Y es que durante la gestión Macri, los planes sociales no solo aumentaron a más del doble de los que había entregado CFK en 2015 sino que además pasaron a ser administrados por las organizaciones sociales en lugar del Estado. Justamente lo que criticó esta semana el Jefe de Gobierno porteño, en una de sus ya recurrentes disgresiones de memoria selectiva.

Pero no solo eso. En lo que sería la otra cara de la moneda de la discusión por los planes, su transformación en puestos de trabajo dentro del mercado laboral formal, el PRO tampoco tiene una historia virtuosa para legitimar sus posiciones actuales. Más bien todo lo contrario. Durante la gestión cambiemos se destruyeron 234.000 puestos de trabajo en el empleo formal privado y la desocupación tocó picos por encima de los 10 puntos.

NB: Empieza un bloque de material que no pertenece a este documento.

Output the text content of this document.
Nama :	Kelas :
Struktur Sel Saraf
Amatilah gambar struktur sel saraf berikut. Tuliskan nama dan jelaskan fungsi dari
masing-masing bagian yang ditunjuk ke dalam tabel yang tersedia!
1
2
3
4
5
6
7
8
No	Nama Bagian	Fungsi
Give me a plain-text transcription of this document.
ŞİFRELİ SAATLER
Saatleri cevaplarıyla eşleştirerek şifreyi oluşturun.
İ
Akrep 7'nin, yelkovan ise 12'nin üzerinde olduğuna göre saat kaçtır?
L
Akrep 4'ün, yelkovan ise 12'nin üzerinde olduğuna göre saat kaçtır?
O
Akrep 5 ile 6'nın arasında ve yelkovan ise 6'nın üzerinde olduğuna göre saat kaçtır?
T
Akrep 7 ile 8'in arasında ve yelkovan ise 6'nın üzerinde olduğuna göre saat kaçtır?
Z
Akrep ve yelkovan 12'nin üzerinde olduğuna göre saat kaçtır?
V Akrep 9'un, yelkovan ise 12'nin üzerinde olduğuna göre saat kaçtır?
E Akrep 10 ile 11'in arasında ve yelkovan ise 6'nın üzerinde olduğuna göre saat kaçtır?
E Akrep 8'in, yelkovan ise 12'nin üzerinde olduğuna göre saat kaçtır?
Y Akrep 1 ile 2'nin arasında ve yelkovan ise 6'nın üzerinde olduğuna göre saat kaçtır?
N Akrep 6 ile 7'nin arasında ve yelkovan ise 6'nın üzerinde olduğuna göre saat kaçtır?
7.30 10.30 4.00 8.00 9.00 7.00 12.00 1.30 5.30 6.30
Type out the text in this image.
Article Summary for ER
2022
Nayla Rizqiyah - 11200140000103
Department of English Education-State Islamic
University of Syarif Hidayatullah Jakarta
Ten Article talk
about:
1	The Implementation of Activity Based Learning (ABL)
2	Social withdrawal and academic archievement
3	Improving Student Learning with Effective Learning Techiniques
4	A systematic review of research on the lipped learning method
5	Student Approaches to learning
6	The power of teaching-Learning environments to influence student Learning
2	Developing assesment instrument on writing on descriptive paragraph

La radicalización del discurso PRO no es algo novedoso. Corrido por derecha por la irrupción de  Milei en el escenario político porteño y ahora nacional, ya el año pasado y de cara a las elecciones en el macrismo proliferaron los halcones en una táctica electoralista que pagó bien en las urnas. Hoy juega también el condimento de la interna, en la que el propio Mauricio Macri corre la vara todo el tiempo con declaraciones altisonantes, que parecen sacadas de las acusaciones que Daniel Scioli le hiciera en aquel famoso debate antes de las presidenciales en 2015 y de las que el ex presidente siempre intentó despegarse, hasta esta nueva faceta sincericida actual en la que por fin dice lo que realmente siempre pensó.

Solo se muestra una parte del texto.